Avec l’inflation, un budget "constant" équivaut à une perte de moyens pour les collectivités
Gilles Leproust poursuit : "tout ça va se faire dans l’urgence" ce qui risque de "créer des frustrations", les nouveaux contrats de ville devant être placés sous le signe d’une réelle coconstruction "avec les acteurs locaux et notamment les habitants et les associations". Les élus se sont vu par ailleurs annoncer des évolutions "à enveloppe constante", ce qui n’est "pas une bonne nouvelle" pour Gilles Leproust. Qui rappelle que l’inflation crée à la fois une dégradation sociale forte pour les habitants et une perte de moyens pour les collectivités.
Dans une tribune diffusée il y a peu (voir notre article) et signée à ce jour par cinquante maires et élus de villes populaires, le président de la République est interpelé sur l’aggravation de la situation des quartiers populaires suite à l’épidémie de Covid et à la crise des prix provoquée par la guerre en Ukraine. "Il y a une amélioration sur le front du chômage mais qu’on ne voit pas forcément beaucoup dans nos quartiers prioritaires", explique le président de Ville & Banlieue, qui pointe notamment le déficit de formation parmi les jeunes.
État fort en Île-de-France ? Les élus de banlieue ne le voient pas…
Alors que le gouvernement a souligné, le 30 mai dernier en conseil des ministres, des résultats positifs sur le plan "État plus fort en Seine Saint-Denis", les élus de l’association réunis ce 2 juin à Villejuif (Val-de-Marne) questionnent une "perception" de l’État qui contraste avec leurs propres constats sur le terrain. "À Villejuif, ville de 60.000 habitants, on n’a pas un commissariat de plein exercice, on a une annexe du commissariat du Kremlin-Bicêtre avec trois agents de police… Au regard des besoins d’une ville populaire comme la nôtre, on est très loin du compte", témoigne Antonin Cois, adjoint au maire de Villejuif. Adjoint au maire de Cachan, Camille Vielhescaze dit lui se battre depuis des années sur le non-remplacement des professeurs d’école. "Si la parole présidentielle se fonde, entre autres, sur cette communication, je pense qu’on va encore tomber de très haut", conclut Damien Allouch.
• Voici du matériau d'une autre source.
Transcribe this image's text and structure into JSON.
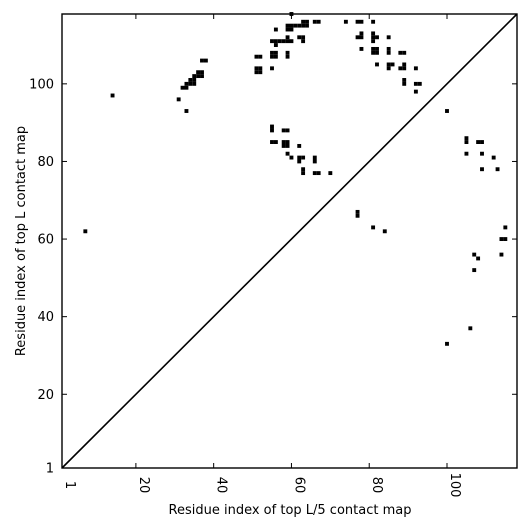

Après l’appel de Grigny des maires de villes populaires en 2017, Emmanuel Macron avait annoncé une "mobilisation nationale pour les villes et pour les quartiers", lancé la mission Borloo et promis aux élus de faire le point tous les six mois, rappelle Gilles Leproust, observant que les prises de parole du chef de l’État sur les quartiers ont été pour le moins rares depuis cet engagement. Demandant des mesures concrètes dès le 1er juillet, le président de l’association d’élus alerte : "Il y a une urgence vraiment sociale et, pour faire République il faut que chacune et chacun se sente respecté dans tous les territoires."